In an open letter to IMO on 3 June, 17 maritime leaders called member states to support the proposal for an R&D fund that would help catalyze new technologies and zero-carbon fuels to decarbonize the industry.
he letter, sent on 3 June, notes that, in its path to decarbonization, the shipping industry urgently needs a range of alternative fuels at scale, with the main challenges now being to determine the right combination of new fuels and technologies and to implement viable industry-wide proposals to invest in R&D to achieve those goals, and, ultimately, the zero-carbon future.
Because ships have a commercial lifespan of 20-30 years, we need to start putting low-carbon and no-carbon ships on the water as soon as possible to reach the IMO goals. But to get there we need regulatory support from more UN IMO Member States,
..the letter reads.
While there are currently several potential solutions for reducing shipping emissions, such as green ammonia or e-fuels produced from renewable energy, the technologies to use these fuels do not yet exist in a scale or form that can be applied to large transoceanic ships and the research and development efforts currently underway are not sufficient to deliver the future fuels and technologies as quickly as we need them, the leaders stressed.
Recognizing this R&D gap, the industry has proposed to the IMO a new, industry-funded, 5-billion International Maritime Research and Development Board (IMRB), governed by the IMO, to coordinate and fund applied R&D and prototype development to catalyse the introduction of zero-carbon fuels and technologies in the maritime sector.

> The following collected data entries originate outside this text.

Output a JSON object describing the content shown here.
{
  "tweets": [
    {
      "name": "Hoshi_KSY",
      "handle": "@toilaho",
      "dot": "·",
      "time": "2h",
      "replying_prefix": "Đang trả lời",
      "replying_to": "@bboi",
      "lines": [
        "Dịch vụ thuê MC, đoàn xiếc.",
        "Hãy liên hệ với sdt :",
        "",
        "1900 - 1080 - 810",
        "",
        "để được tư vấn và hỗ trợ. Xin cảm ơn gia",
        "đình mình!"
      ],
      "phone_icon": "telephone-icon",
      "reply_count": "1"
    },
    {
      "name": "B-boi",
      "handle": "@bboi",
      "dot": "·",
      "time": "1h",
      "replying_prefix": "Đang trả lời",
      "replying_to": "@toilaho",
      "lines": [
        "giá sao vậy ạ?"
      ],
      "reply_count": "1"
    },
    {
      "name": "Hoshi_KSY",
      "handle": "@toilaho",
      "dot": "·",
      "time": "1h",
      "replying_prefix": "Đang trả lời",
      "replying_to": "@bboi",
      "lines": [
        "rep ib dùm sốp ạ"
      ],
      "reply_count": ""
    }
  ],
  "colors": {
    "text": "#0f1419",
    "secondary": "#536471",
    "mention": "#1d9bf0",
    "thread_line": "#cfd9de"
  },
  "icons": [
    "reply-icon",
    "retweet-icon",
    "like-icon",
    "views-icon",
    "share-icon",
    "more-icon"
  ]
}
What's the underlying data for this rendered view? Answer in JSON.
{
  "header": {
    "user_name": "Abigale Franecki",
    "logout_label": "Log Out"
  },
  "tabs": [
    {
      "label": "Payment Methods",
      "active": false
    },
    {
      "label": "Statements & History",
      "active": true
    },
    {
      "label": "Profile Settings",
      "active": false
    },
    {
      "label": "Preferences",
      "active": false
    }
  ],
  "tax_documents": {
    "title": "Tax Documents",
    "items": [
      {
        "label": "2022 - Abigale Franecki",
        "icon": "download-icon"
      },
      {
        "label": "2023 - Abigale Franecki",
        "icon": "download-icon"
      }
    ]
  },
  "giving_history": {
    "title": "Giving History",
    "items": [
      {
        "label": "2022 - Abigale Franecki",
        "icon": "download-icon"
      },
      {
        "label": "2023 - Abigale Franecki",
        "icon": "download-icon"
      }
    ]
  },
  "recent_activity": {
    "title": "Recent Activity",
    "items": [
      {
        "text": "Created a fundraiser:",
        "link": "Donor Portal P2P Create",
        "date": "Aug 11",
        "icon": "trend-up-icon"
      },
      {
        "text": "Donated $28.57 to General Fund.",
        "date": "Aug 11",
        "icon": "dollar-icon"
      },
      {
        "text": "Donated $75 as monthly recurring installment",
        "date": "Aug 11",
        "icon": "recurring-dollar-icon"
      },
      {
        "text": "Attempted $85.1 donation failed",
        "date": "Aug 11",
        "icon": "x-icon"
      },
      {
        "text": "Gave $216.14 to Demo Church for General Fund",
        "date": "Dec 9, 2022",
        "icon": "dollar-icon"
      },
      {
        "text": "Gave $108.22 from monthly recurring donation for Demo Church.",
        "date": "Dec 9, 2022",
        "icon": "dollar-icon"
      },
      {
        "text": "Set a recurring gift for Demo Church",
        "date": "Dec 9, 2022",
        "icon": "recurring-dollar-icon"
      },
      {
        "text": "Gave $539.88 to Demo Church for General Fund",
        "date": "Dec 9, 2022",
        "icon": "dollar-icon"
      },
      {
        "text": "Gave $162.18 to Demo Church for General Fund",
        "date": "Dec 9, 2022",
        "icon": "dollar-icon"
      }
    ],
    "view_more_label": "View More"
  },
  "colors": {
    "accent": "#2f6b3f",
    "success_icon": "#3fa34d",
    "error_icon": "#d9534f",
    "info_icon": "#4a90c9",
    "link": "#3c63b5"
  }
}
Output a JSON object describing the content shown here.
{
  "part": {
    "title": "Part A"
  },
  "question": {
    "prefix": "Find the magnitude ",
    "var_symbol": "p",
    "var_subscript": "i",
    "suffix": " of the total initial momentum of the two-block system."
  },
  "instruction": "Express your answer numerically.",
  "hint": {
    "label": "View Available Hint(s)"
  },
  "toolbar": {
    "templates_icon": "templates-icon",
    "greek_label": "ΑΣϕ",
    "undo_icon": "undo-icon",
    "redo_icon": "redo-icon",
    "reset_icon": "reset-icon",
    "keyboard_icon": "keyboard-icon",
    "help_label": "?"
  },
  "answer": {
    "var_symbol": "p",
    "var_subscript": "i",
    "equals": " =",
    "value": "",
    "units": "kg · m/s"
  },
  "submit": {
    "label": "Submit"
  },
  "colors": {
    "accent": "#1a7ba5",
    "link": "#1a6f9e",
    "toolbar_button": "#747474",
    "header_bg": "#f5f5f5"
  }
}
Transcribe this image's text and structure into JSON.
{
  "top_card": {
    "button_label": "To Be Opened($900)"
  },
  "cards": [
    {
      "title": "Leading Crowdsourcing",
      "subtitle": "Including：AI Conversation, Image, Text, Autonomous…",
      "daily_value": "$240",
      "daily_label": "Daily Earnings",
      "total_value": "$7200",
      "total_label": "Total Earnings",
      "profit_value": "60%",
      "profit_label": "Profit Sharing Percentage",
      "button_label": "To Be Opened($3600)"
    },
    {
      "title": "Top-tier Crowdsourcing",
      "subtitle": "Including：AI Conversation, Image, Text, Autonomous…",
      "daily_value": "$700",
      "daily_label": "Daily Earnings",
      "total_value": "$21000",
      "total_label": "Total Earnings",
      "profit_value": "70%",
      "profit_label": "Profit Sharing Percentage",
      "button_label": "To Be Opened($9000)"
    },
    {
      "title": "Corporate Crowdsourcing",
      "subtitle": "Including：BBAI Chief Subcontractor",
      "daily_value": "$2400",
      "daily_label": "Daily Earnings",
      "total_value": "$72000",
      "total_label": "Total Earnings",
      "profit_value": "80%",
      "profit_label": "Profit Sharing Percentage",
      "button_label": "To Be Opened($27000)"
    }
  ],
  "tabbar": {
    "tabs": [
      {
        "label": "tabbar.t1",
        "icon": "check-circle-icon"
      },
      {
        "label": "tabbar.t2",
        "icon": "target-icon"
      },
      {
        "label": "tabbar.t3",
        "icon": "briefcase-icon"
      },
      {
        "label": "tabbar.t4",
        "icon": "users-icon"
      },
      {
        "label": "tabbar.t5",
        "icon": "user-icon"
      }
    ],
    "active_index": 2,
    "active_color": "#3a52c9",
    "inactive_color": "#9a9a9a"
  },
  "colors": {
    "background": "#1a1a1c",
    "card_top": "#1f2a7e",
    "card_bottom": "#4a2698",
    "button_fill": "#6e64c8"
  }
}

Ten IMO Member States are currently co-sponsors of the IMRB proposal. Their participation has already improved and strengthened the program, and we now appeal to all governments to support this innovation drive. The IMRB is expected to provide a common ground for all nations to reduce emissions, as they will have access to the IMRB’s work and the technologies that it advances.
If carbon pricing is to deliver results, there must be zero-carbon options. The IMRB will make these options available, and the sooner we do that essential research and development work, the more effective any carbon pricing tool will be. It is not either/or. It is both/and,
…the letter notes.
The announcement follows a similar call by Danish shipping giant Maersk last week, backing a $450-a-ton carbon tax on shipping fuel that would help bridge the price gap between fossil fuels and greener alternatives.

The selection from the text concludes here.